The Corporations Act and Court decisions on its application in particular circumstances have taken a more sensible approach. The main duty, to exercise care and diligence, is satisfied if directors make judgments in good faith, do not have a material personal interest in the subject matter, inform themselves, and rationally believe that their judgements are in the company's best interests - and they are taken to have a rational belief unless no reasonable person in their position could possibly have that belief. The centrality of this "business judgment rule" was underscored in the decision in favour of Jodee Rich in the OneTel litigation brought against him by ASIC.
Instances where public company directors have been found liable for dereliction of duty are rare, and will be rarer following the OneTel decision. Why is that? Because public company directors generally are fundamentally honest and competent, as the law clearly requires, and the Corporations Act accepts that their good faith judgments should not be second guessed. In business, risks must be taken and loss could result. It happens.
Yet the call for directors' scalps whenever there is a major company failure continues.
A degree of spleen venting against directors of a failed company by investors via the media is understandable and arguably appropriate - perhaps some lessons could be learned. The director can, if they wish, respond to the criticism.
However, where that leads to a reaction by ASIC, the complexion changes dramatically. The directors are "under investigation by ASIC". Directors can be under that cloud for years, and are required by law to remain utterly silent about it. In the absence of obvious misfeasance (rare) all that is left is the possibility of finding a wrinkle in the company's paperwork which might be taken (with the full benefit of hindsight) to have predicted the company's demise but which was overlooked. As time goes on, media pressure on ASIC to "do something" reaches a peak, then it subsides and the investigation peters out. Or ASIC hands over documents and transcripts to the company's receiver or liquidator to see what they can make of them. ASIC rarely, if ever, comes out and says it has found nothing wrong. But the directors' reputations can never properly recover.
Rough justice? Some might say that, but surely if allegations can be made, they should be made, and made promptly, so that the accused can respond.
More fundamentally though, ASIC's drawn out investigation process has two deleterious effects. Firstly, it legitimises the expectation gap: if every major company collapse warrants years of investigation, it must be because the directors can generally be assumed to be in some way legally responsible for failing to prevent it. Secondly, it suggests that ASIC is ineffective, by failing to sheet home that responsibility. ASIC is an effective regulator but it is important that it is also consistently seen to be effective.

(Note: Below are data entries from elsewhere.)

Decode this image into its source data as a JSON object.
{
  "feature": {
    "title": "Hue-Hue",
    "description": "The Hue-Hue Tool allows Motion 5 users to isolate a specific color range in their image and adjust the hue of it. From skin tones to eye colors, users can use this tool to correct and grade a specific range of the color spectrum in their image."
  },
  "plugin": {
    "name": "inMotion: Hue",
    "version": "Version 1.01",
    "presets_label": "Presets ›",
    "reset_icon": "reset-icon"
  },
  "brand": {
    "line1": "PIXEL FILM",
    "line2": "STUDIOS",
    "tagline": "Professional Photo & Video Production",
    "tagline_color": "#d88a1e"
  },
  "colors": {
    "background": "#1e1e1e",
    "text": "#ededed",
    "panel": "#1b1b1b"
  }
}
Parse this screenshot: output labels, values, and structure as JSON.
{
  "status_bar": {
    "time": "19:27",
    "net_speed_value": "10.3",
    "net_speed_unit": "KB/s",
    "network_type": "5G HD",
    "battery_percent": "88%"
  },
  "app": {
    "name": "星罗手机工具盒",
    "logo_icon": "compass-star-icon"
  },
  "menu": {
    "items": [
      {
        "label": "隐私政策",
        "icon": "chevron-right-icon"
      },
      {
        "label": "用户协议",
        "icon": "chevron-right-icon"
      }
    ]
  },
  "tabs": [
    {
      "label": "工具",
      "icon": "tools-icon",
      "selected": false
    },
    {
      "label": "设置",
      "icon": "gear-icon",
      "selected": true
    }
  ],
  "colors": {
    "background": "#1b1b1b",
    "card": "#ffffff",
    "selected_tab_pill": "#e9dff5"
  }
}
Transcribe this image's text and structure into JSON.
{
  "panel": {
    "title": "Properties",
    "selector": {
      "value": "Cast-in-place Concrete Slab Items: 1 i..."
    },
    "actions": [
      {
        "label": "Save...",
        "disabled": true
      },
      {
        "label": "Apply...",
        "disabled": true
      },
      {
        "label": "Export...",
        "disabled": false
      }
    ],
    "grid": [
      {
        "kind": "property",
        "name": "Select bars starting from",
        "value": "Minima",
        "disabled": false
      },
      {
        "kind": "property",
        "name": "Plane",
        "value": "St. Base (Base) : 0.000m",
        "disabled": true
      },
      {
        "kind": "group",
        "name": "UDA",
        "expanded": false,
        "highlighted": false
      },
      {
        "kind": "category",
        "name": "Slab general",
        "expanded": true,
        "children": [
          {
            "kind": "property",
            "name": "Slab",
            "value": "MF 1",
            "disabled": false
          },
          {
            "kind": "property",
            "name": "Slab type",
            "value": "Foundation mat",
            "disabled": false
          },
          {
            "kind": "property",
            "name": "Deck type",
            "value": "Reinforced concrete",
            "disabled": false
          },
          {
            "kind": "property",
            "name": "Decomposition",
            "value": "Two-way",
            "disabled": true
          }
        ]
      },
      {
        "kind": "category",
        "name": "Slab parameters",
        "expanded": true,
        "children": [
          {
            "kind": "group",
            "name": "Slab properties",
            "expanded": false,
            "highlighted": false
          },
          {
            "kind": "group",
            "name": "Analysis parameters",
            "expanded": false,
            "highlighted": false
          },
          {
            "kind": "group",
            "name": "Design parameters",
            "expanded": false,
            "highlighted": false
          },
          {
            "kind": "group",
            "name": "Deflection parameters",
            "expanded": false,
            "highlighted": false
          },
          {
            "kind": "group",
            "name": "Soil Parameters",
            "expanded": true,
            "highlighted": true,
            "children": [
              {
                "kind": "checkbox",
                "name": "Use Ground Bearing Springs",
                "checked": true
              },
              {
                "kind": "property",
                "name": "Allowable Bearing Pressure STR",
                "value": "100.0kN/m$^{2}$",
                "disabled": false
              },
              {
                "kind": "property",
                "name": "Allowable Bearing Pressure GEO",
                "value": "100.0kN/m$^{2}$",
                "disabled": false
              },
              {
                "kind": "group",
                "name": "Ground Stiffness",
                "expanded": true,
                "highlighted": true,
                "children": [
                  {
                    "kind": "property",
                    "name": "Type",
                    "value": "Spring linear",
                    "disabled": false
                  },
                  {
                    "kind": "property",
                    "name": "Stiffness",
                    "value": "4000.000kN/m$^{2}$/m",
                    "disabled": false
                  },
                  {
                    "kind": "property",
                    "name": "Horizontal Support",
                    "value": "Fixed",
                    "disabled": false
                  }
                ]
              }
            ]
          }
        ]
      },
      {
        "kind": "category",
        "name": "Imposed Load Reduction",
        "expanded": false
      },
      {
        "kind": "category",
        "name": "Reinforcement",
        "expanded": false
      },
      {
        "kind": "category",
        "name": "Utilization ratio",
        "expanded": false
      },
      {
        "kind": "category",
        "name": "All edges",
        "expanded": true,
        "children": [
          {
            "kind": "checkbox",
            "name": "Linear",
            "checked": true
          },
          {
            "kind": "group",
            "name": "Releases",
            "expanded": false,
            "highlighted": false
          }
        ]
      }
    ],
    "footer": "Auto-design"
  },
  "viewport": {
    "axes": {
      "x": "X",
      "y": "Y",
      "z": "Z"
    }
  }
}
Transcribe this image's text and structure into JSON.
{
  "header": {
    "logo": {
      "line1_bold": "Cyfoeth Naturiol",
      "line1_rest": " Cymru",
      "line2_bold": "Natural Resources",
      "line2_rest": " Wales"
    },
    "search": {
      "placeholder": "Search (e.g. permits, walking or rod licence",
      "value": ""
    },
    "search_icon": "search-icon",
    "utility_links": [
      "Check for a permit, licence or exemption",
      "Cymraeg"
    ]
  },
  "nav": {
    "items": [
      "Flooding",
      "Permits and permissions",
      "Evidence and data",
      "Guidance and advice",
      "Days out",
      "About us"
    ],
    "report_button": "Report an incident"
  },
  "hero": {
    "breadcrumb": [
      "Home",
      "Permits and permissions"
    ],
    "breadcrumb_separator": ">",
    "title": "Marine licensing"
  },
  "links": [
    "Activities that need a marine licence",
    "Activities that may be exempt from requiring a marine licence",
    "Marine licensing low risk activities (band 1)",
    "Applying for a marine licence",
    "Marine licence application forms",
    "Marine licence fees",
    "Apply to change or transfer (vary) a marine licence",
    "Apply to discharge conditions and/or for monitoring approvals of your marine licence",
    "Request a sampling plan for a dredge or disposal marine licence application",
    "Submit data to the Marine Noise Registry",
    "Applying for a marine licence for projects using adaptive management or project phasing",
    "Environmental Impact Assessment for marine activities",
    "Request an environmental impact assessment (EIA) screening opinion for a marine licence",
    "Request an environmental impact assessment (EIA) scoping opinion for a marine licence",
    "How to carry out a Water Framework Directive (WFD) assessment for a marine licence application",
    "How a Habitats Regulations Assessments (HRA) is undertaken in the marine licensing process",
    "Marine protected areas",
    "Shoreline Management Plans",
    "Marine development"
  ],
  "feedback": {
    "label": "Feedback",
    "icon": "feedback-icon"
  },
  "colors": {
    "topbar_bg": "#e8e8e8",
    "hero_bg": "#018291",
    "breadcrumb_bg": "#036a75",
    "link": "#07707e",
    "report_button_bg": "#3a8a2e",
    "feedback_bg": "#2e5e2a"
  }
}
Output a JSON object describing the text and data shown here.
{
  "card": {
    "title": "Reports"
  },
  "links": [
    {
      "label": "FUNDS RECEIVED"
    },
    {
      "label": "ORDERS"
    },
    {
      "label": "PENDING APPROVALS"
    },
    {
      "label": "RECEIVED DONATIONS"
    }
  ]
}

ASIC should investigate every major corporate collapse as a matter of course, but it should move quickly. The question should be whether any of the directors had their hands in the till, or got a kickback from someone, or was demonstrably asleep at the wheel. If there is no clear evidence of any of that, the prompt investigation should conclude with a clear public statement that ASIC has found nothing untoward. That may result in investor and media criticism but strong leaders can weather criticism and gain respect for their decisiveness - and over time the expectation gap will be narrowed and investment risk will be better understood.
And there will always be occasions for ASIC to aim its potent firepower at directors (few though they may be) who are dishonest or demonstrably incompetent.